Binning unformatted messages and correcting people is one of the menial
things you have to do to maintain a normal conversation. Why not
automate it? It's a mechanic process, there's nearly no thought behind it,
it's repetitive, and it's annoying. I don't do it as much as I used to
because of these reasons.

just make Caprica automatically kick people too
I'd love to. Boy oh boy would I love to. Imagine not having to deal with
help vampires. Imagine not having to deal with spammers or bigots. Wouldn't
it be great? Wouldn't it be awesome if some automatic process took care of
the mindless things, and left the more serious stuff to us?

—
Reply to this email directly or view it on GitHub
#238 (comment).

Answer 33 · 2015-05-27T19:26:02.000Z

@awalgarg Sadly (AFAICT) that's serverside SO magic.

@Jhawins

Rep level though I needs adjusting still.

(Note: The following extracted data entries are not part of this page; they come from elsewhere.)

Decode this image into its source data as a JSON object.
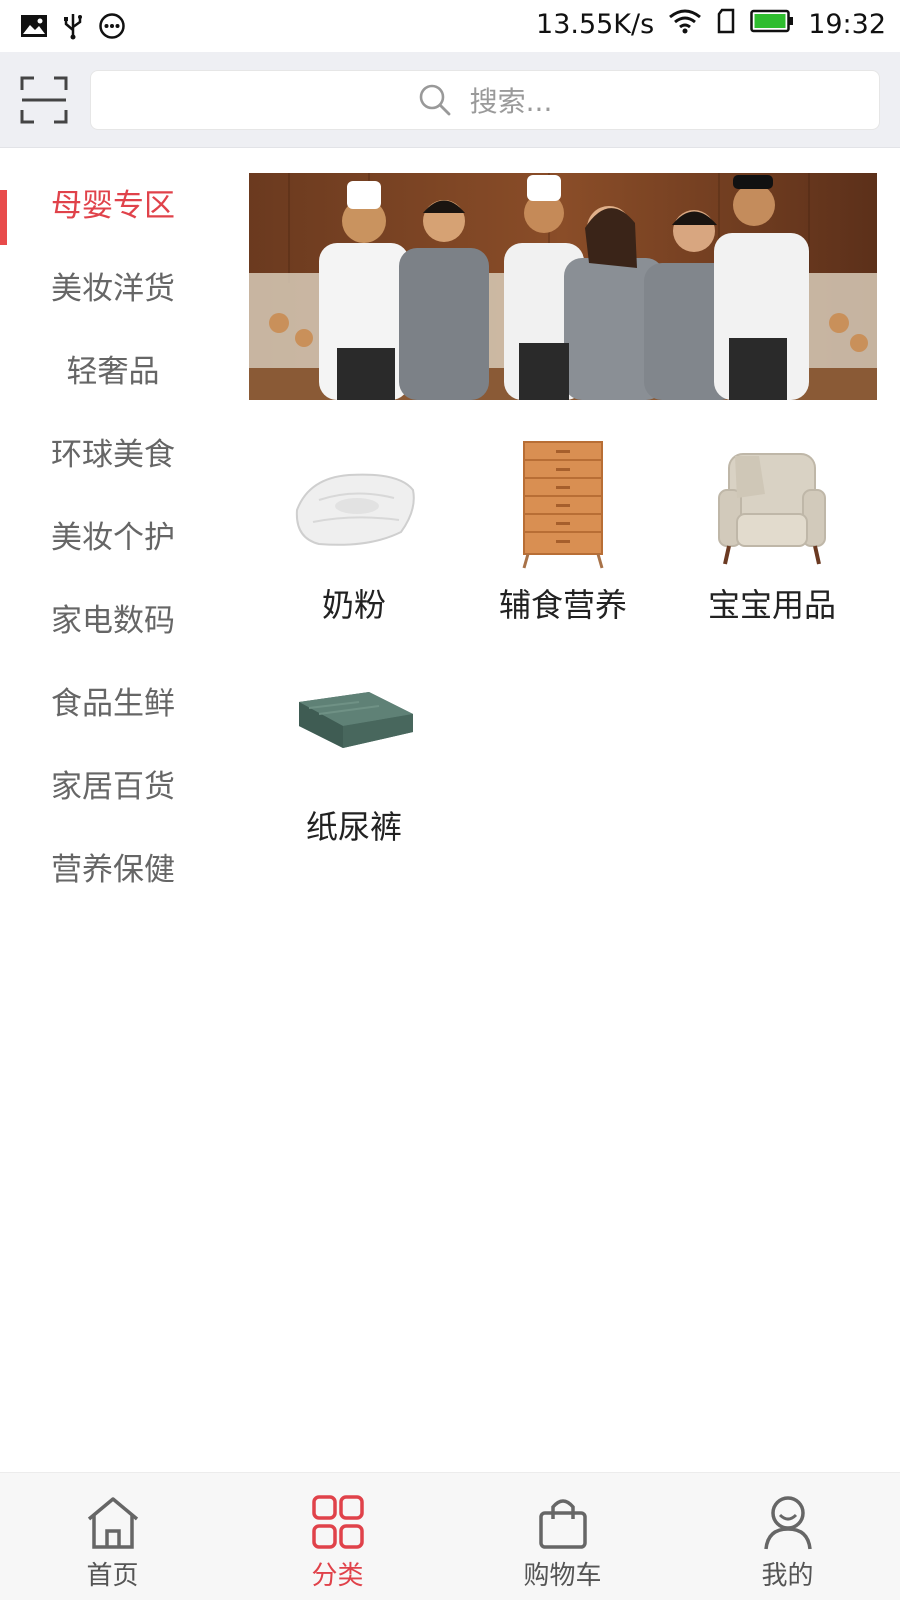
{
  "status_bar": {
    "left_icons": [
      "image-icon",
      "usb-icon",
      "more-dots-icon"
    ],
    "network_speed": "13.55K/s",
    "time": "19:32",
    "right_icons": [
      "wifi-icon",
      "sim-icon",
      "battery-icon"
    ],
    "battery_level": 1.0
  },
  "header": {
    "scan_icon": "scan-icon",
    "search_icon": "search-icon",
    "search_placeholder": "搜索..."
  },
  "sidebar": {
    "items": [
      {
        "label": "母婴专区",
        "active": true
      },
      {
        "label": "美妆洋货",
        "active": false
      },
      {
        "label": "轻奢品",
        "active": false
      },
      {
        "label": "环球美食",
        "active": false
      },
      {
        "label": "美妆个护",
        "active": false
      },
      {
        "label": "家电数码",
        "active": false
      },
      {
        "label": "食品生鲜",
        "active": false
      },
      {
        "label": "家居百货",
        "active": false
      },
      {
        "label": "营养保健",
        "active": false
      }
    ]
  },
  "banner": {
    "image": "banner-photo-chefs-and-staff"
  },
  "categories": [
    {
      "label": "奶粉",
      "icon": "pillow-icon"
    },
    {
      "label": "辅食营养",
      "icon": "dresser-icon"
    },
    {
      "label": "宝宝用品",
      "icon": "armchair-icon"
    },
    {
      "label": "纸尿裤",
      "icon": "folded-blanket-icon"
    }
  ],
  "bottom_nav": [
    {
      "label": "首页",
      "icon": "home-icon",
      "active": false
    },
    {
      "label": "分类",
      "icon": "category-grid-icon",
      "active": true
    },
    {
      "label": "购物车",
      "icon": "shopping-bag-icon",
      "active": false
    },
    {
      "label": "我的",
      "icon": "user-icon",
      "active": false
    }
  ],
  "colors": {
    "accent": "#e0424a",
    "header_bg": "#eeeff3",
    "sidebar_text": "#666666"
  }
}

Sure, what do you think will be better? 1k as in /welcome?

Answer 34 · 2015-05-28T14:33:39.000Z

I say remove the rep limit fully and implement a throttle. I have X seconds to edit the message and format it before the bot bitches at me.

Answer 35 · 2015-05-28T21:33:34.000Z

That'll be in there anyway.

Answer 36 · 2015-05-29T15:18:21.000Z

Maybe too heavy or unsupported, but might be relevant: https://github.com/tj/node-language-classifier
It uses the deprecated classifier internally.
I didn't check how it handles unsupported languages.

Answer 37 · 2015-05-29T17:45:47.000Z

+1 for Zirak

Answer 38 · 2015-05-30T11:16:52.000Z

@gtomitsuka That seems to assume the input is a programming language, when we want to determine whether it is one. Obviously the dumb regexp above won't match a slew of languages, but it seems to get that 90%.

Answer 39 · 2015-05-30T16:10:53.000Z

Timeout is 10 seconds, messages will be binned to Trash Can, rep threshold is 2k (due to lack of better suggestion)

Answer 40 · 2015-06-01T20:44:54.000Z

@Zirak, the limit should be three lines and not four. Sorry I don't feel like this needs a new issue (considering how fresh the feature is). re-open if you agree, otherwise I'll start a new issue.

Answer 41 · 2015-06-01T23:28:10.000Z

(otherwise, good work, you made us proud, etc)

Answer 42 · 2015-06-04T22:33:44.000Z

Let's give this a couple more days and revisit if it gives too many false negatives?

Answer 43 · 2015-07-28T18:01:16.000Z

@Zirak this is no longer working. Should we reopen this or start a new issue?

http://chat.stackoverflow.com/transcript/message/24729564#24729564

Bot sees every line as a new message.

http://i.stack.imgur.com/l9BIE.png

not sure if that is expected or not.